⚠️ FDA disputes Vyepti month-long migraine claim
⚠️ FDA disputes Vyepti month-long migraine claim
The FDA told Lundbeck that promotional claims for Vyepti (eptinezumab-jjmr) — including “100% migraine freedom for a month or more” — are unsupported by the cited PREVAIL and PROMISE trial analyses, saying the post-hoc data lacked prespecified controls for false positives.

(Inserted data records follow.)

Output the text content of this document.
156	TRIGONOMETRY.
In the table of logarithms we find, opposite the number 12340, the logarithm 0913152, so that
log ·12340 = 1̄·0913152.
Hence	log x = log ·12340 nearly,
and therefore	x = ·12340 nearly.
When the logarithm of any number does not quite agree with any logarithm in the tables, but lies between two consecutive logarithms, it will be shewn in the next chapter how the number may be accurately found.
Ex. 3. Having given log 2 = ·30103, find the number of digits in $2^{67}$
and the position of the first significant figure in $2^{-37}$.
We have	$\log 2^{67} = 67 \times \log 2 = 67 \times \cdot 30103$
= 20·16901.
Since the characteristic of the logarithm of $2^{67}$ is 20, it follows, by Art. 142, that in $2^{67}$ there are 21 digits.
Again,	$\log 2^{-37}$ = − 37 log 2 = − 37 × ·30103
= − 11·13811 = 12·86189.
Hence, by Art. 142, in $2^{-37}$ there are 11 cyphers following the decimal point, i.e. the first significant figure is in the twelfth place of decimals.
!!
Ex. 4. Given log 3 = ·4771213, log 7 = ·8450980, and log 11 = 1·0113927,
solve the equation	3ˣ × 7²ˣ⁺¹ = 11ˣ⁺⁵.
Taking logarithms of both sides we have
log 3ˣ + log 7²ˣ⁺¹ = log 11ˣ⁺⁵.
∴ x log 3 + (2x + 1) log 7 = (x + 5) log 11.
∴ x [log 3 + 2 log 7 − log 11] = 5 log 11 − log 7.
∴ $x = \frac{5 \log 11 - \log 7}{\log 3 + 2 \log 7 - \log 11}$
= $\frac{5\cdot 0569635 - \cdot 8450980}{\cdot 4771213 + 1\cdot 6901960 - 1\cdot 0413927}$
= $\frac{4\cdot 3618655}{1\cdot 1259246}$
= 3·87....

In a warning letter, the agency said those limitations make it impossible to determine whether the reported benefit was due to Vyepti or chance.
Why It Matters To Oncology
For oncology drug developers, the letter is a reminder that regulators are scrutinizing how companies translate subgroup, exploratory, and post-hoc analyses into promotional claims.
That matters especially in cancer, where accelerated approvals, biomarker-defined subsets, and long-tail response narratives can create pressure to overstate durability or depth of benefit beyond what prespecified analyses support.
The FDA’s focus on “attention-grabbing” presentation also signals that enforcement risk extends beyond the data itself to how efficacy messages are framed for clinicians and patients.
The Financials
No financial penalty was disclosed in the letter, but the FDA asked Lundbeck to take immediate corrective action and explain how it will discontinue or revise the challenged materials.
Commercially, promotional restrictions can affect brand messaging, field-force execution, and lifecycle strategy for established specialty products.
Separately in the same news cycle, AstraZeneca preserved a major legal win for Tagrisso, which posted about $7.3 billion in global sales last year, after a US appeals court upheld invalidation of the asserted Wyeth patents.
What They're Saying
The FDA said there were “significant limitations” in the cited references that “preclude the drawing of conclusory claims regarding the benefits of Vyepti.”
On the month-long migraine-freedom claim, the agency said that without prespecified statistical controls, “it is not possible to ascertain whether the findings were attributable to treatment with Vyepti, or merely due to chance.”
The agency also objected to the use of bold, colorful graphics on the “Real VYEPTI experience” webpage that it said amplified disputed efficacy claims.
What's Next
Lundbeck will need to respond to the FDA with a plan to stop or correct the cited communications.
Clinicians and oncology commercial teams should expect continued regulatory attention on digital promotion that leans on exploratory analyses without clear statistical guardrails.
For drug discovery and development groups, the broader takeaway is to align evidence-generation, medical affairs, and marketing early — especially when trying to convert nuanced trial readouts into simple clinical claims.